Question

Two ladybugs are riding on a turntable as it rotates at 15 rpm as shown in figure 1. What is the period of the turntable

Answer 1

The period of the turntable can be calculated using the formula T = 1/f, where T is the period and f is the frequency. The turntable rotates at 15 rpm, which can be converted to a frequency of 0.25 Hz. Therefore, the period of the turntable is 4 seconds.

Step-by-step explanation:

The period of the turntable can be calculated using the formula T = 1/f, where T is the period and f is the frequency. The question states that the turntable rotates at 15 rpm, which stands for revolutions per minute. To convert this to the frequency in hertz (Hz), we divide the rpm by 60 (since there are 60 seconds in a minute). Therefore, the frequency is 15/60 = 0.25 Hz. Substitute this value into the formula to find the period: T = 1/0.25 = 4 seconds.

Answer 2

The period of the turntable is 4 seconds per revolution.

How did we get the value?

The period of a rotation or revolution is the time it takes for one complete cycle.

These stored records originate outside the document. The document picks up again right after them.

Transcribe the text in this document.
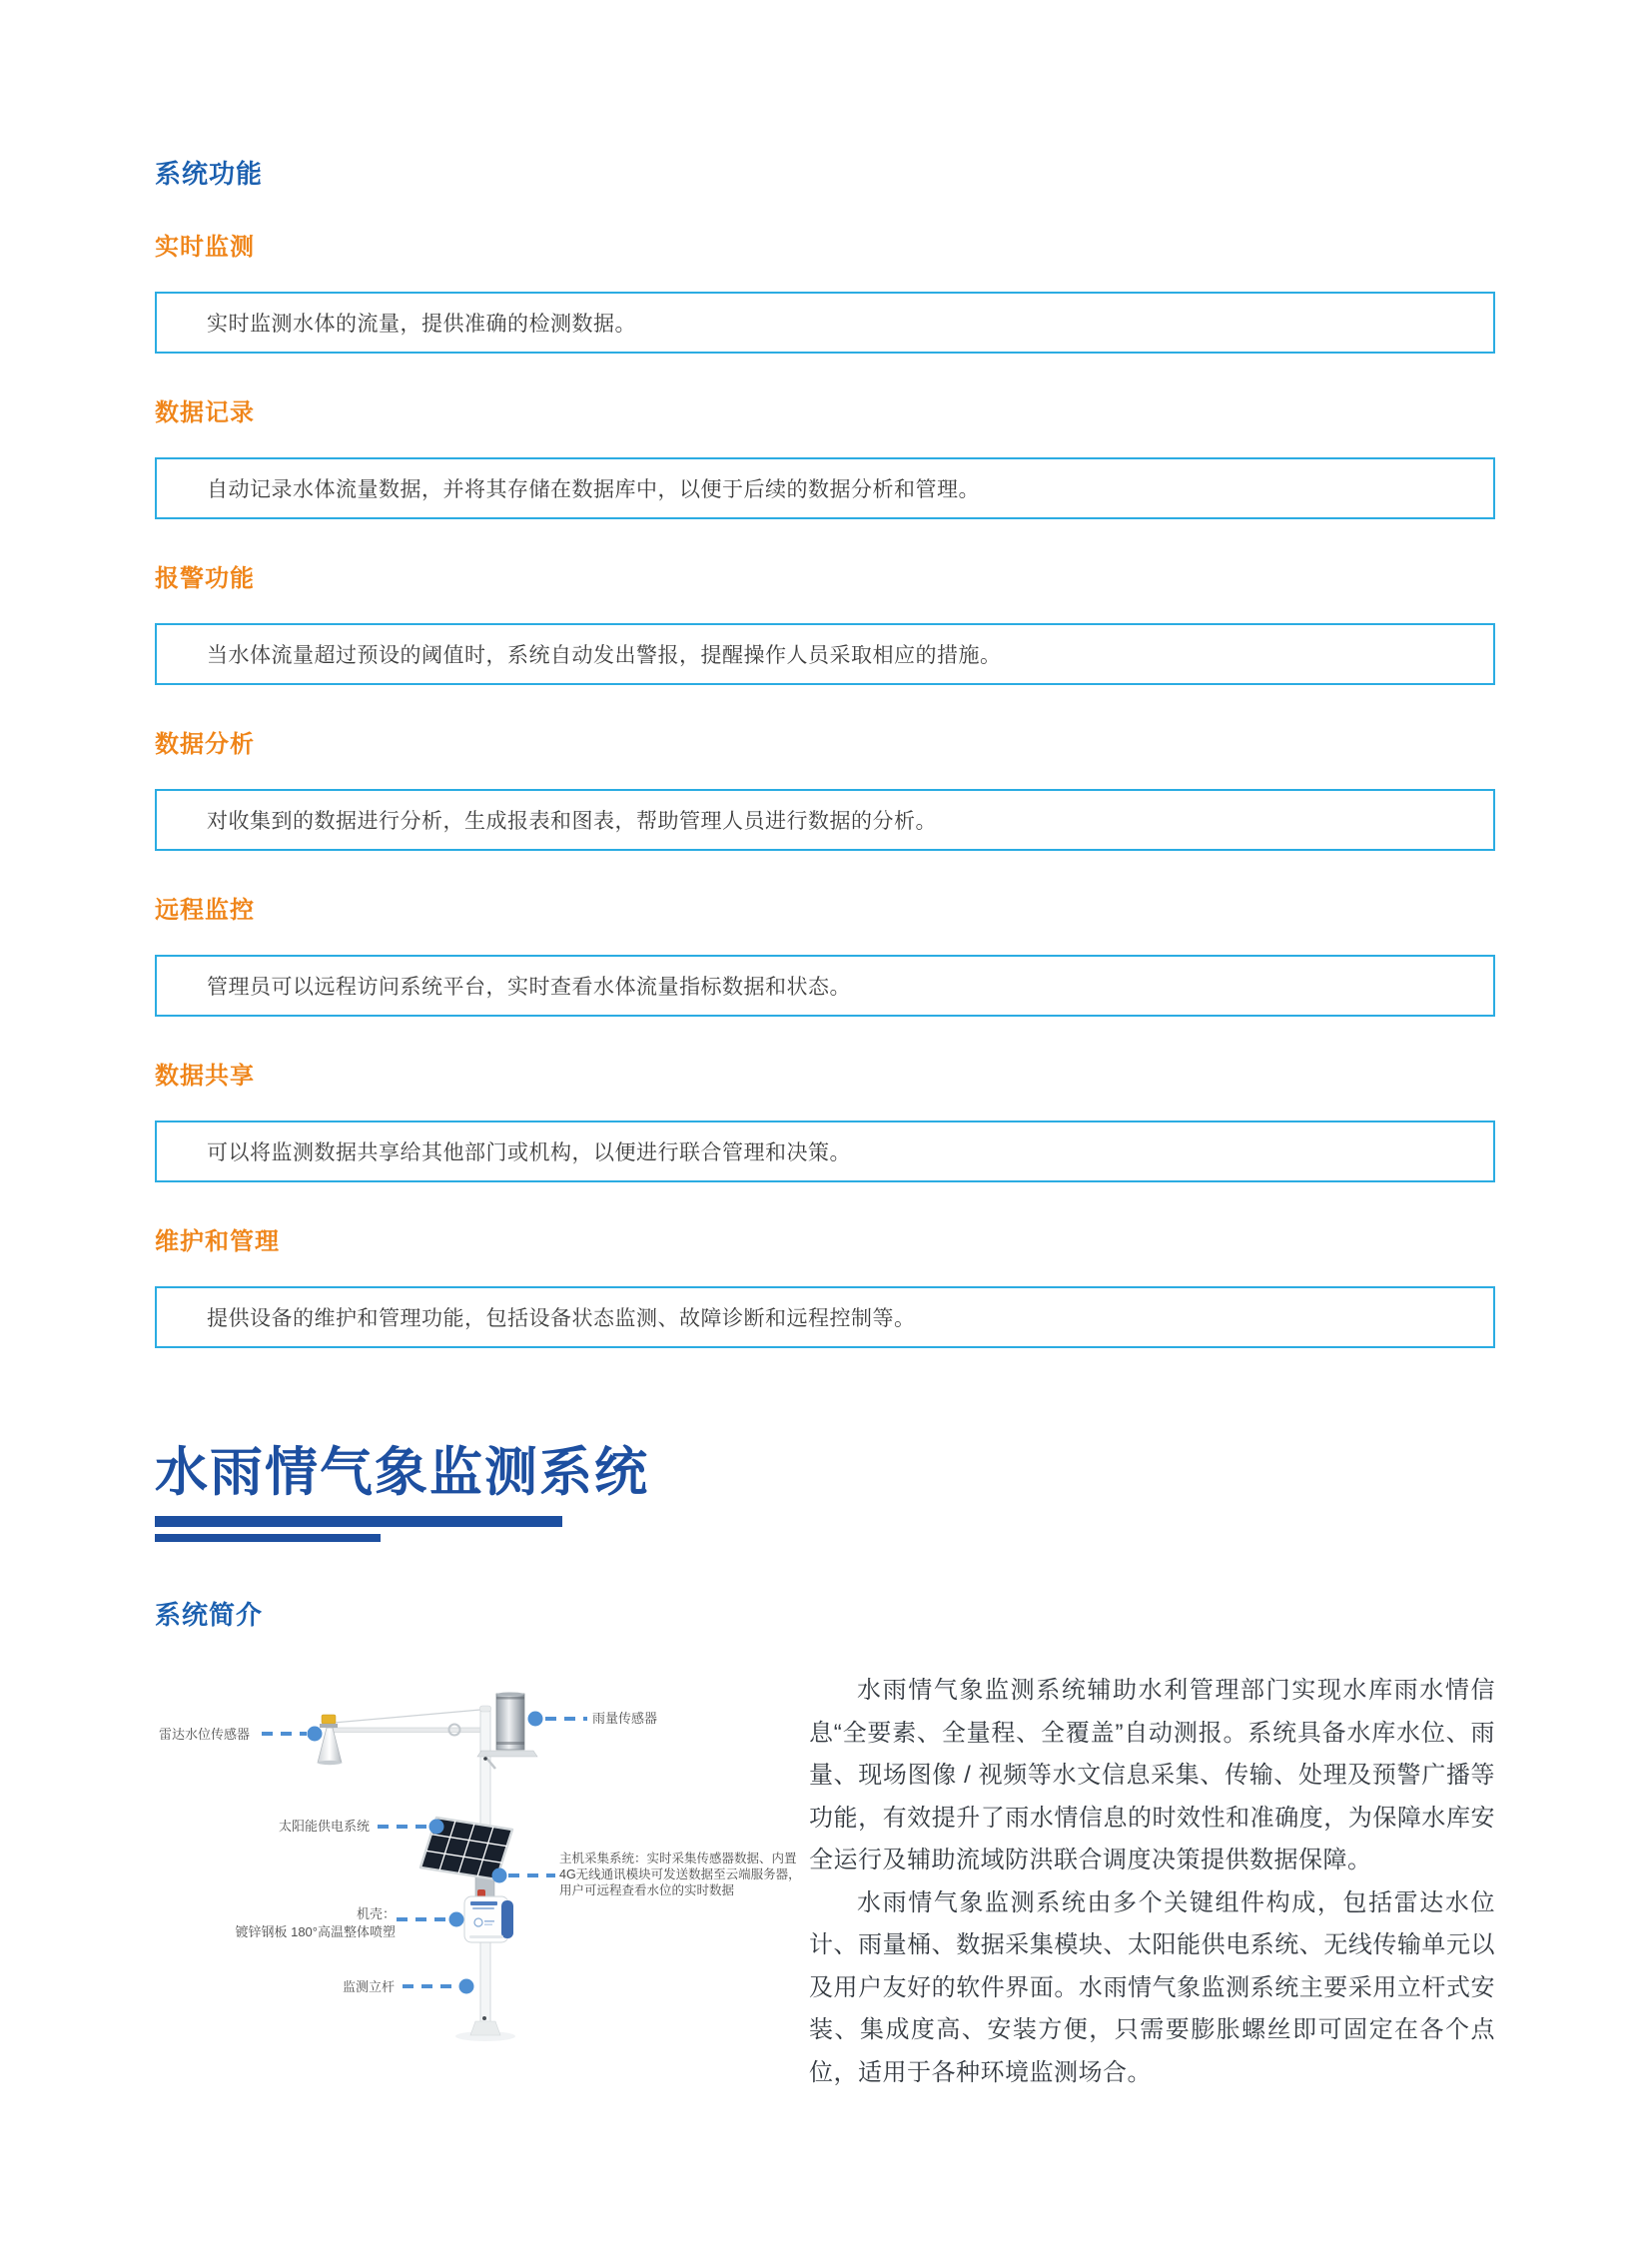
系统功能
实时监测

实时监测水体的流量，提供准确的检测数据。

数据记录

自动记录水体流量数据，并将其存储在数据库中，以便于后续的数据分析和管理。

报警功能

当水体流量超过预设的阈值时，系统自动发出警报，提醒操作人员采取相应的措施。

数据分析

对收集到的数据进行分析，生成报表和图表，帮助管理人员进行数据的分析。

远程监控

管理员可以远程访问系统平台，实时查看水体流量指标数据和状态。

数据共享

可以将监测数据共享给其他部门或机构，以便进行联合管理和决策。

维护和管理

提供设备的维护和管理功能，包括设备状态监测、故障诊断和远程控制等。

水雨情气象监测系统
系统简介
雷达水位传感器
雨量传感器
太阳能供电系统
主机采集系统：实时采集传感器数据、内置4G无线通讯模块可发送数据至云端服务器，用户可远程查看水位的实时数据
机壳：
镀锌钢板 180°高温整体喷塑
监测立杆

水雨情气象监测系统辅助水利管理部门实现水库雨水情信息“全要素、全量程、全覆盖”自动测报。系统具备水库水位、雨量、现场图像 / 视频等水文信息采集、传输、处理及预警广播等功能，有效提升了雨水情信息的时效性和准确度，为保障水库安全运行及辅助流域防洪联合调度决策提供数据保障。

水雨情气象监测系统由多个关键组件构成，包括雷达水位计、雨量桶、数据采集模块、太阳能供电系统、无线传输单元以及用户友好的软件界面。水雨情气象监测系统主要采用立杆式安装、集成度高、安装方便，只需要膨胀螺丝即可固定在各个点位，适用于各种环境监测场合。
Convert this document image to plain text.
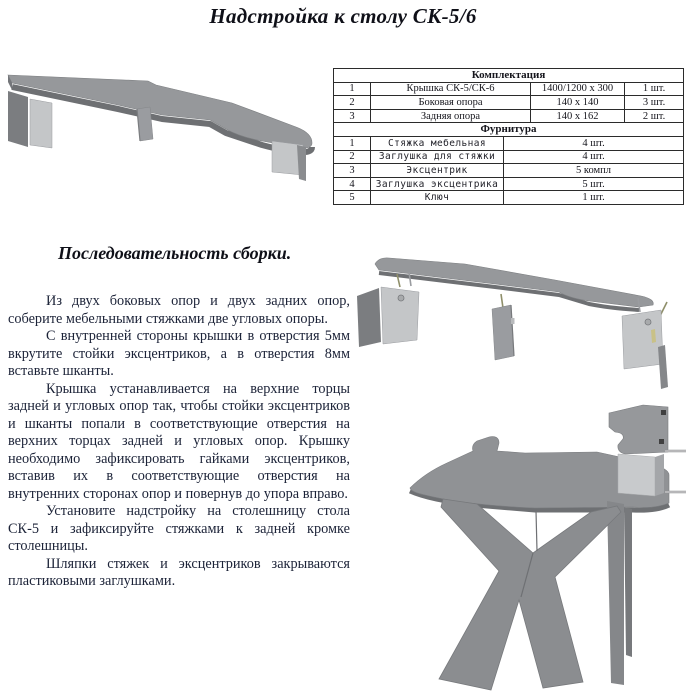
Надстройка к столу СК-5/6
Комплектация				
1	Крышка СК-5/СК-6		1400/1200 x 300	1 шт.
2	Боковая опора		140 x 140	3 шт.
3	Задняя опора		140 x 162	2 шт.
Фурнитура				
1	Стяжка мебельная	4 шт.		
2	Заглушка для стяжки	4 шт.		
3	Эксцентрик	5 компл		
4	Заглушка эксцентрика	5 шт.		
5	Ключ	1 шт.		
Последовательность сборки.

Из двух боковых опор и двух задних опор, соберите мебельными стяжками две угловых опоры.

С внутренней стороны крышки в отверстия 5мм вкрутите стойки эксцентриков, а в отверстия 8мм вставьте шканты.

Крышка устанавливается на верхние торцы задней и угловых опор так, чтобы стойки эксцентриков и шканты попали в соответствующие отверстия на верхних торцах задней и угловых опор. Крышку необходимо зафиксировать гайками эксцентриков, вставив их в соответствующие отверстия на внутренних сторонах опор и повернув до упора вправо.

Установите надстройку на столешницу стола СК-5 и зафиксируйте стяжками к задней кромке столешницы.

Шляпки стяжек и эксцентриков закрываются пластиковыми заглушками.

In the case of a turntable, the period (T) can be calculated using the formula:

`\[ T = \frac{1}{\text{Rotations per minute (rpm)}} \]`

In this scenario, the turntable is rotating at 15 rpm. To find the period, plug in the value:

`\[ T = \frac{1}{15 \, \text{rpm}} \]`

`\[ T = (1)/(15) \, \text{min/rev} \]`

To convert the period to seconds, we multiply by 60 (the number of seconds in a minute):

`\[ T = (1)/(15) * 60 \, \text{s/rev} \]`

`\[ T = 4 \, \text{s/rev} \]`

So, the period of the turntable is 4 seconds per revolution.